Carlsen swept aside the spectacles and they shattered on the floor as he leaped up and the automatic shone in his hand. Lund had folded his arms above his great chest. He laughed again, and his arms opened.

In an instant Rainey caught the object of Lund's speech-making. He had done it to enrage Carlsen beyond endurance, to make him draw his gun. Giant as he was, he moved with the grace of a panther, with a swiftness too fast for the eye to register. Something flashed in his right hand, a gun, that he had drawn from a holster slung over his left breast.

The shots blended. Lund stood there erect, uninjured. A red blotch showed between Carlsen's eyes. He slumped down into his chair, his arms clubbing the table, his gun falling from his nerveless hand, his forehead striking the wood like the sound of an auctioneer's gavel. Lund had beaten him to the draw.

Lund, no longer a blind Samson, with contempt in his agate eyes, surveyed the scattering group of men who stared at the dead man dully, as if gripped by the exhibition of a miracle.

"It's all right, Miss Simms," he said. "Jest killed a skunk. Rainey, git that gun an' attend to the young lady, will you?"

The girl stood in the doorway of her father's cabin, her face frozen to horror, her eyes fixed on Lund with repulsion. As Rainey got the automatic, slipped it into his pocket, and went toward her, she shrank from him. But her voice was for Lund.

"You murderer!" she cried.

Lund grinned at her, but there was no laughter in his eyes.

"We'll thrash that out later, miss," he said. "Now, you men, jump for'ard, all of you. Deming, unlock that door. Jump! Equals, are you? I'll show you who's master on this ship. Wait!"

His voice snapped like the crack of a whip and they all halted, save Deming, who sullenly fitted the key to the lock of the corridor entrance.

"Take this with you," said Lund, pointing to Carlsen's sagging body. "When you git tired of his company, throw him overboard.
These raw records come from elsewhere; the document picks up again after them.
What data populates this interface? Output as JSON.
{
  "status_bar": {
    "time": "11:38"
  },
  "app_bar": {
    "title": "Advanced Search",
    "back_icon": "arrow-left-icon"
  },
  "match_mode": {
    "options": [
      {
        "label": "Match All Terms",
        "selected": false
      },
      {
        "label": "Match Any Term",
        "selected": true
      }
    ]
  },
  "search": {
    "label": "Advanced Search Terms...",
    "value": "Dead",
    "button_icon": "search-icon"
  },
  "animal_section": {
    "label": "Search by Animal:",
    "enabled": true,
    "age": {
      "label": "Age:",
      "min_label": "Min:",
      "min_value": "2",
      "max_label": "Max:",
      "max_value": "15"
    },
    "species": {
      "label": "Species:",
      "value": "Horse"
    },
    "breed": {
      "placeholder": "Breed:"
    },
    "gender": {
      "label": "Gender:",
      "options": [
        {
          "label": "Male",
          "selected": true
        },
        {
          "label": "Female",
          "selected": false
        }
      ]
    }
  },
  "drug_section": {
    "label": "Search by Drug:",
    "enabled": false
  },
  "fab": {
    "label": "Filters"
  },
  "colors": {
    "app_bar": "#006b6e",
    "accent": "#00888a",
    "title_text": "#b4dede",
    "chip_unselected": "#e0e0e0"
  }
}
Jump to it!"

The nearest men took up the body of the doctor and they all filed forward, silently obedient to the man who ordered them.

"They ain't all whipped yit," said Lund. "Not them hunters. They're still sufferin' from gold-blink, but I'll clean their eyesight for 'em. Look after the lady an' her father, Rainey."

Tamada entered as if nothing had happened. He carried a tray of dishes and cutlery that he laid down on the table.

"Never mind settin' a place for Carlsen, Tamada," said Lund. "He's lost his appetite – permanent." The Oriental's face did not change.

"Yes, sir," he answered.

The girl shuddered. Rainey saw that Lund was exhilarated by his victory, that the primitive fighting brute was prominent. Carlsen had tried to shoot first, goaded to it; his death was deserved; but it seemed to Rainey that Lund's exhibition of savagery was unnecessary. But he also saw that Lund would not heed any protest that he might make, he was still swept on by his course of action, not yet complete.

"I'll borrow Carlsen's sextant," said Lund. "Nigh noon, an' erbout time I got our reckonin'." He went into the doctor's cabin and came out with the instrument, tucking it under his arm as he went on deck.

Tamada went stolidly on with his preparations. He paused at the little puddle of blood where Carlsen's head had struck the table, turned, and disappeared toward his galley, promptly emerging with a wet cloth.

The girl put her hands over her eyes as Tamada methodically mopped up the telltale stains.

"The brute!" she said. Then took away her hands and extended them toward Rainey.

"What will he do with my father?" she said. "He thinks that dad deserted him. And the doctor, who might have saved him, is dead. My God, what shall I do? What shall I do?"

Rainey found himself murmuring some attempts at consolation, a defense of Lund.

"You too?" she said with a contempt that, unmerited as it was, stung Rainey to the quick. "You are on his side. Oh!"

She wheeled into her father's room and shut the door. Rainey heard the click of the bolt on the other side. Tamada was going on with his table-laying. Rainey saw that he had left Carlsen's place vacant. He listened for a moment, but heard nothing within the skipper's cabin. The swift rush of events was still a jumble. Slowly he went up the companionway to the deck.